If you think there’s no capital in this region, then you should have attended yesterday’s Entrepreneurs’ Series, where 10 national, regional and local investors made it pretty clear they’re looking for deals in the Triangle.

Bull City Venture Partners hosts the series several times a year, and about 150 people showed up at Brier Creek Country Club to hear a fireside chat between ChannelAdvisor CEO and co-founder Scot Wingo and Andreessen Horowitz managing partner Scott Kupor, a panel of regional venture capitalists hosted by Bull City’s David Jones and a panel of angel investors probed by ReverbNation co-founder (and an angel investor himself) Jed Carlson.

Some of the talk was expected—they discussed local deal flow, the amounts they invest, how they source deals, an outlook on the region. Other comments were enlightening and worth repeating.

So here’s my best attempt at summing up three hours of discussion and insights from some of the most active investors in this region:

1. A big gap in startup communities outside Silicon Valley is the connection between universities and the commercial market. Kupor sees much potential yet to be tapped if entrepreneurs engage more with the university and research community.

2: Location still matters at the early stage. Young startups need their investors to be advisors embedded in the operation of their companies. That’s why Andreessen Horowitz focuses its early stage investments in Silicon Valley. Only after a company has a product, customers and traction will Andreessen consider a deal outside the region.

3: Though the shutdown of Silk Road has given Bitcoin a bit of a bad name, companies like Overstock.com, which has agreed to accept the currency, are helping to prove its true potential to investors like Andreessen Horowitz. Kupor says the true value in Bitcoin will be the savings and security it offers to ecommerce companies and their customers.

4. On WhatsApp, Washington D.C.-based Grotech Ventures investor Don Rainey says Facebook’s acquisition was smart defensively, to keep the audience of young mobile users, and offensively because it had low acquisition price per user of $42 (on 450 million users worldwide) and gave Facebook footing around the globe.

5. Raleigh angel investor David Gardner advises companies not to raise money from friends and family. It’s too easy. A ‘No’ and feedback from sophisticated investors is often more beneficial for a startup than easy money, he says.

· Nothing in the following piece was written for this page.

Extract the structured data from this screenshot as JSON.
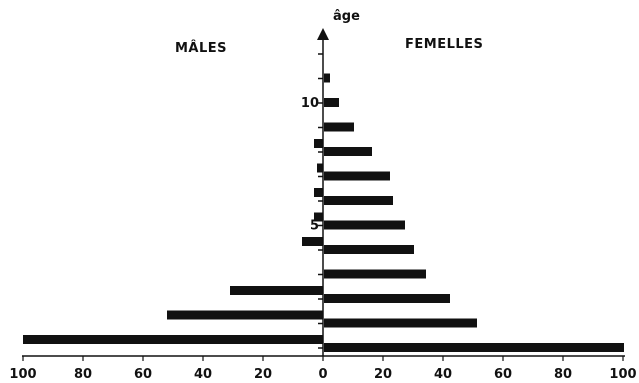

6. Wright Steenrod of Chrysalis Ventures gave some insight into his Louisville-based firm’s investment in Digitalsmiths, just acquired by TiVo for $135 million. The introduction came through Hutchinson Law Group (lawyers are a typical way he sources deals) and the company fit into Chrysalis’s focus on media and transforming industries (with its way of assembling metadata around video). Co-founder Ben Weinberger was compelling in person and was able to close deals with the largest cable and paid-TV companies in North America.

7. The most interesting themes for 2014 investments (as per these 10 investors) include healthcare IT that makes the industry more efficient and takes into account the provisions of the Affordable Care Act; cognitive science and educational technology tackling assessments; enterprise software that’s cheaper and better than Cisco, SAP, Oracle and the mainstays; big data that is trusted by the consumer; Internet of things and hardware; and all things security.

8. The angel investor panel made it clear that investors are all different and should be selected carefully and strategically. They’re interested in different sectors and stages. Some want more control; others less. Some want to co-invest; others want to go it alone. Some want a proven product; others want to help build it from the ground up. Some want a marketer or salesperson founder; others want a highly technical leader or a multi-disciplinary duo.

9. Relationships are more important than the pitch. David Gardner likes a bad pitch—it shows all the ways he can help a company. Tim Huntley declines pitches altogether. He wants to sit down with entrepreneurs face-to-face and get to know them first. Dave Neal of the Startup Factory opens his office eight hours a month to any founder. Startups can sign up for time to meet and chat.

10: ChannelAdvisor’s IPO has apparently afforded Scot Wingo a new Tesla, and its frequent updates provides the perfect example of the Andreessen Horowitz view that “Software is eating the world.”